Tangningtongluo Tablet for People With Prediabetes

Phase 2

• Conditions: Prediabetes
• Interventions: Drug: Tangningtongluo tablet; Behavioral: lifestyle intervention

• Registration Number: NCT05126251
• Lead Sponsor: Beijing University of Chinese Medicine

Brief Summary

Prediabetes is an intermediate transition to hyperglycemia between normal blood glucose and diabetes, including impaired fasting glucose (IFG), impaired glucose tolerance (IGT)and the presence of a combination of the two.

At present, the prediabetes population in China is very large. Timely detection of this sub-health population and effective intervention are the key to prevent or delay diabetes and related complications. Basic research showed that Tangningtongluo had a good hypoglycemic effect on db/db diabetic mice and STZ induced diabetic rats, and could alleviate pancreatic islet destruction and insulin resistance to some extent.

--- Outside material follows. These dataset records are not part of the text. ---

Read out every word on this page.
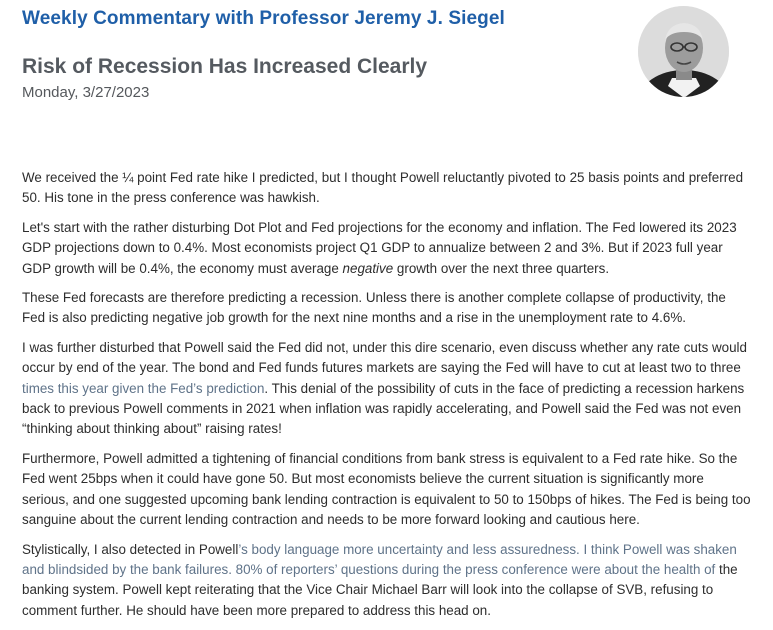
Weekly Commentary with Professor Jeremy J. Siegel
Risk of Recession Has Increased Clearly
Monday, 3/27/2023

We received the ¼ point Fed rate hike I predicted, but I thought Powell reluctantly pivoted to 25 basis points and preferred 50. His tone in the press conference was hawkish.

Let's start with the rather disturbing Dot Plot and Fed projections for the economy and inflation. The Fed lowered its 2023 GDP projections down to 0.4%. Most economists project Q1 GDP to annualize between 2 and 3%. But if 2023 full year GDP growth will be 0.4%, the economy must average negative growth over the next three quarters.

These Fed forecasts are therefore predicting a recession. Unless there is another complete collapse of productivity, the Fed is also predicting negative job growth for the next nine months and a rise in the unemployment rate to 4.6%.

I was further disturbed that Powell said the Fed did not, under this dire scenario, even discuss whether any rate cuts would occur by end of the year. The bond and Fed funds futures markets are saying the Fed will have to cut at least two to three times this year given the Fed’s prediction. This denial of the possibility of cuts in the face of predicting a recession harkens back to previous Powell comments in 2021 when inflation was rapidly accelerating, and Powell said the Fed was not even “thinking about thinking about” raising rates!

Furthermore, Powell admitted a tightening of financial conditions from bank stress is equivalent to a Fed rate hike. So the Fed went 25bps when it could have gone 50. But most economists believe the current situation is significantly more serious, and one suggested upcoming bank lending contraction is equivalent to 50 to 150bps of hikes. The Fed is being too sanguine about the current lending contraction and needs to be more forward looking and cautious here.

Stylistically, I also detected in Powell’s body language more uncertainty and less assuredness. I think Powell was shaken and blindsided by the bank failures. 80% of reporters’ questions during the press conference were about the health of the banking system. Powell kept reiterating that the Vice Chair Michael Barr will look into the collapse of SVB, refusing to comment further. He should have been more prepared to address this head on.
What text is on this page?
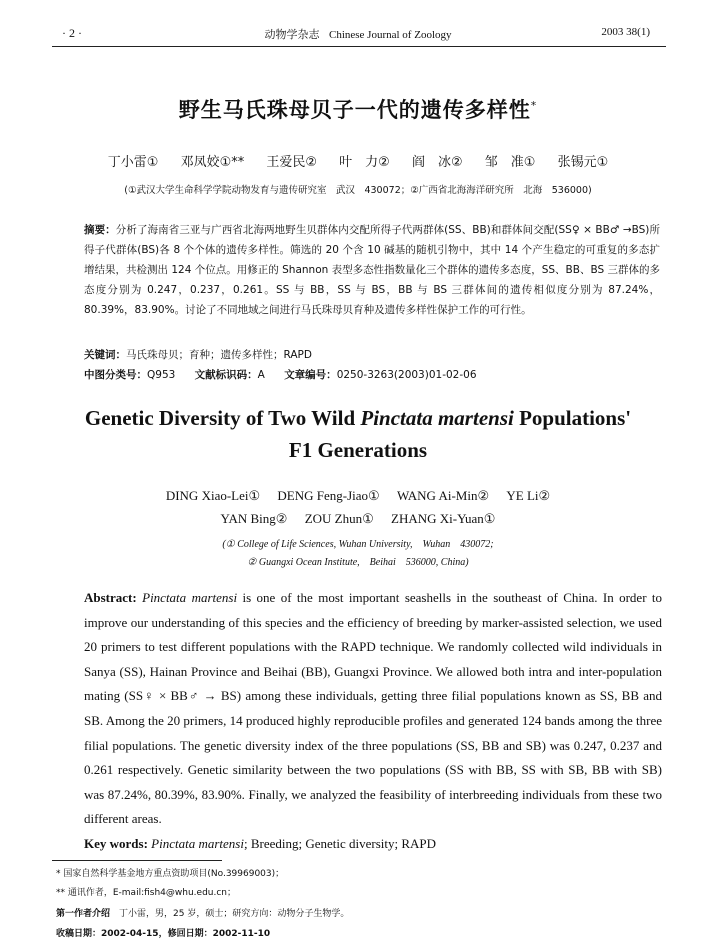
· 2 ·	动物学杂志 Chinese Journal of Zoology	2003 38(1)
野生马氏珠母贝子一代的遗传多样性*
丁小雷① 邓凤姣①** 王爱民② 叶　力② 阎　冰② 邹　准① 张锡元①
(①武汉大学生命科学学院动物发育与遗传研究室　武汉　430072；②广西省北海海洋研究所　北海　536000)
摘要：分析了海南省三亚与广西省北海两地野生贝群体内交配所得子代两群体(SS、BB)和群体间交配(SS♀ × BB♂ →BS)所得子代群体(BS)各 8 个个体的遗传多样性。筛选的 20 个含 10 碱基的随机引物中，其中 14 个产生稳定的可重复的多态扩增结果，共检测出 124 个位点。用修正的 Shannon 表型多态性指数量化三个群体的遗传多态度，SS、BB、BS 三群体的多态度分别为 0.247，0.237，0.261。SS 与 BB，SS 与 BS，BB 与 BS 三群体间的遗传相似度分别为 87.24%，80.39%，83.90%。讨论了不同地域之间进行马氏珠母贝育种及遗传多样性保护工作的可行性。
关键词：马氏珠母贝；育种；遗传多样性；RAPD
中图分类号：Q953 文献标识码：A 文章编号：0250-3263(2003)01-02-06
Genetic Diversity of Two Wild Pinctata martensi Populations'
F1 Generations
DING Xiao-Lei① DENG Feng-Jiao① WANG Ai-Min② YE Li②
YAN Bing② ZOU Zhun① ZHANG Xi-Yuan①
(① College of Life Sciences, Wuhan University,　Wuhan　430072;
② Guangxi Ocean Institute,　Beihai　536000, China)
Abstract: Pinctata martensi is one of the most important seashells in the southeast of China. In order to improve our understanding of this species and the efficiency of breeding by marker-assisted selection, we used 20 primers to test different populations with the RAPD technique. We randomly collected wild individuals in Sanya (SS), Hainan Province and Beihai (BB), Guangxi Province. We allowed both intra and inter-population mating (SS♀ × BB♂ → BS) among these individuals, getting three filial populations known as SS, BB and SB. Among the 20 primers, 14 produced highly reproducible profiles and generated 124 bands among the three filial populations. The genetic diversity index of the three populations (SS, BB and SB) was 0.247, 0.237 and 0.261 respectively. Genetic similarity between the two populations (SS with BB, SS with SB, BB with SB) was 87.24%, 80.39%, 83.90%. Finally, we analyzed the feasibility of interbreeding individuals from these two different areas.
Key words: Pinctata martensi; Breeding; Genetic diversity; RAPD
* 国家自然科学基金地方重点资助项目(No.39969003)；
** 通讯作者，E-mail:fish4@whu.edu.cn；
第一作者介绍　 丁小雷，男，25 岁，硕士；研究方向：动物分子生物学。
收稿日期：2002-04-15，修回日期：2002-11-10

In this study, the therapeutic effects of Tangningtongluo pian provided by Guizhou bailing Enterprise Group Pharmaceutical Co., Ltd on patients with prediabetes was evaluated clinically. A multi-center, randomized, double-blind, placebo-controlled clinical trial was designed to provide evidence-based medical evidence for Tangningtongluo pian in the treatment of prediabetes . In the design of this trial, the therapeutic effects and safety of Tangningtongluo pian in the treatment of prediabetes were evaluated with Tangningtongluo pian in the treatment group and placebo in the control group.

Detailed Description

Prediabetes is an intermediate transition to hyperglycemia between normal blood glucose and diabetes, including impaired fasting glucose (IFG), impaired glucose tolerance (IGT)and the presence of a combination of the two.

At present, the prediabetes population in China is very large. Timely detection of this sub-health state and effective intervention are the key to prevent or delay diabetes and related complications. Prediabetes is mainly IGT, and its core pathophysiological basis is insulin resistance. The existing western medicine can improve insulin resistance to varying degrees, but it can not prevent diabetes. Tangning Tongluo is an in-hospital preparation of Guizhou bailing. It is used for diabetes caused by deficiency of Qi and Yin. The symptoms include thirst, drinking, overeating, polyuria, weight loss, shortness of breath, fatigue, hand, foot and heart heat and blurred vision; Type 2 diabetes and diabetic retinopathy see the above syndrome.Basic research showed that Tang Ning Tong Luo had a good hypoglycemic effect on db/db diabetic mice and STZ induced diabetic rats, and could alleviate pancreatic islet destruction and insulin resistance to some extent. In addition, the drug has a certain retarding effect on diabetic nephropathy animal models \[renal function, renal pathology, urinary protein (3+ to 2+)\] and fundus lesions, and also improves liver function and myocardial enzymes. Further mechanism studies show that Tangning Tongluo exerts its anti-inflammatory, hypoglycemic and obesity induced insulin resistance effects by up regulating the expression of sequence binding protein (SBP) 2 in macrophages ; In addition, mip1 was inhibited γ/ CCR1 axis improves in diabetic retinopathy.It is speculated that the drug may be effective for prediabetes In this study, the therapeutic effects of Tangningtongluo pian provided by Guizhou bailing Enterprise Group Pharmaceutical Co., Ltd on patients with prediabetes was evaluated clinically. A multi-center, randomized, double-blind, placebo-controlled clinical trial was designed to provide evidence-based medical evidence for Tangningtongluo pian in the treatment of prediabetes .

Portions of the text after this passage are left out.